The guy was whacked, lets just put it like that.
So, is there any clarification for the criteria about whether to obey or disobey divine commands from the book that is the absolute moral source? Because I still haven’t seen any reason to not attempt to obey Exodus 35:2.
@ Ben
You should read this article from a Mike Clawson. He’s a pastor and theologian of sorts. I kinda follow his line of thinking as seeing the Bible as an ever-changing document moving in time. What God may have said then may not apply now “For you have heard it said….but I say to you..” and I typically go for what Jesus says when it comes to the law. But that’s just me.
Here’s the link.
dang it! it didn’t work.
Oh well here’s the link.
http://emergingpensees.blogspot.com/2007/03/how-to-read-bible.html
Mike Clawson does not consider the Bible to be his absolute source for morality. The link is N/A.
how?
Even the people at the Council of Nicea said nothing about the Bible being the “Word of God” as noted in the Nicene Creed.

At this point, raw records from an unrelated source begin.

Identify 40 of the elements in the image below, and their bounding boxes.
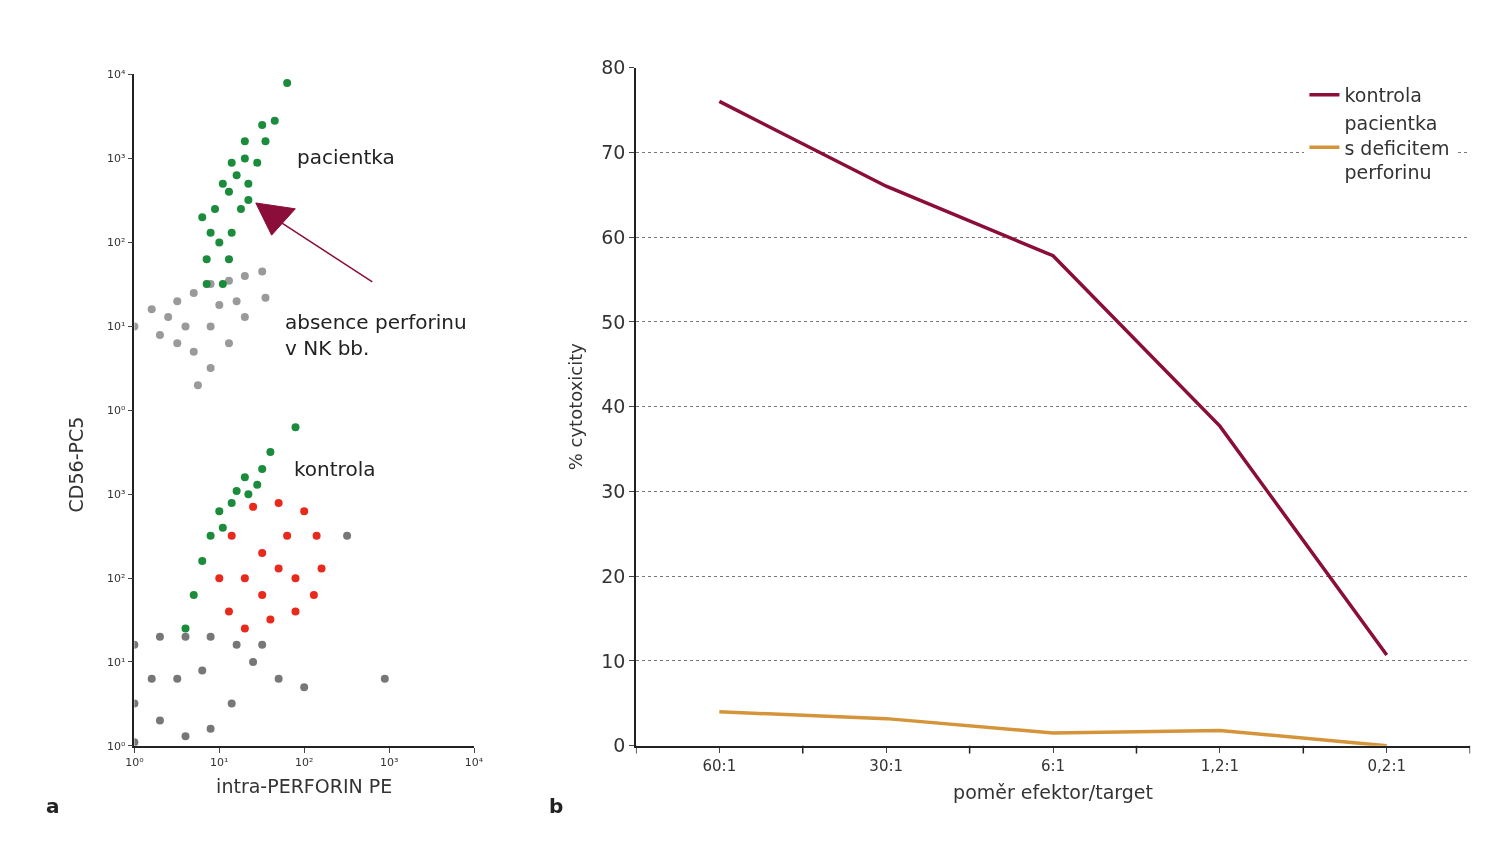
y-tick-label: 10³ <box>107 152 126 166</box>
y-tick-label: 10⁰ <box>107 404 127 418</box>
y-tick-label: 10² <box>107 236 126 250</box>
x-tick-label: 10⁴ <box>464 755 484 769</box>
y-tick-label: 60 <box>601 225 626 248</box>
y-tick-label: 80 <box>601 56 626 79</box>
y-tick-label: 10 <box>601 649 626 672</box>
annotation: pacientka <box>297 145 395 169</box>
y-tick-label: 10⁰ <box>107 739 127 753</box>
x-tick-label: 10³ <box>379 755 399 769</box>
x-tick-label: 10¹ <box>210 755 229 769</box>
x-tick-label: 10² <box>294 755 314 769</box>
y-tick-label: 10⁴ <box>107 68 127 82</box>
y-tick-label: 10¹ <box>107 655 126 669</box>
x-tick-label: 0,2:1 <box>1367 756 1406 775</box>
x-tick-label: 10⁰ <box>125 755 145 769</box>
annotation: absence perforinu v NK bb. <box>285 310 467 360</box>
y-tick-label: 30 <box>601 480 626 503</box>
y-tick-label: 40 <box>601 395 626 418</box>
y-axis-title: CD56-PC5 <box>65 416 88 513</box>
x-tick-label: 6:1 <box>1040 756 1066 775</box>
text: b <box>549 794 564 818</box>
x-axis-title: intra-PERFORIN PE <box>216 775 393 798</box>
line-series <box>717 710 1389 746</box>
legend-label: kontrola <box>1344 84 1422 107</box>
x-tick-label: 30:1 <box>869 756 904 775</box>
y-tick-label: 50 <box>601 310 626 333</box>
x-tick-label: 1,2:1 <box>1200 756 1240 775</box>
annotation: kontrola <box>294 457 376 481</box>
y-tick-label: 0 <box>613 734 626 757</box>
y-axis-title: % cytotoxicity <box>564 342 586 471</box>
y-tick-label: 10² <box>107 572 126 585</box>
x-axis-title: poměr efektor/target <box>953 780 1153 803</box>
y-tick-label: 10³ <box>107 488 126 502</box>
legend-label: pacientka s deficitem perforinu <box>1344 111 1450 184</box>
y-tick-label: 70 <box>601 140 626 163</box>
y-tick-label: 10¹ <box>107 320 126 334</box>
text: a <box>46 794 60 818</box>
x-tick-label: 60:1 <box>702 756 737 775</box>
y-tick-label: 20 <box>601 564 626 587</box>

Only scripture that seems to point to inspiration of God is phrases like “God-breathed” or “following what we think is the Holy Spirit” (Acts)
Granted these come from new testament.
I’m not arguing which interpretation is correct. You gave me the basics of yours in the forums and I believe (if I remember correctly) I gave you a big thumbs-up of agreement - your reading seemed much more consistent than most. In the end, I would hope to convince Jason that yours is more correct, actually. Which may be what you were intending with the link and it went right over my head.
(smacking forehead)
then what are you trying to argue? I’m confused.
That the Bible is not a good source for answers to moral questions and definitely not a good absolute source for moral truth.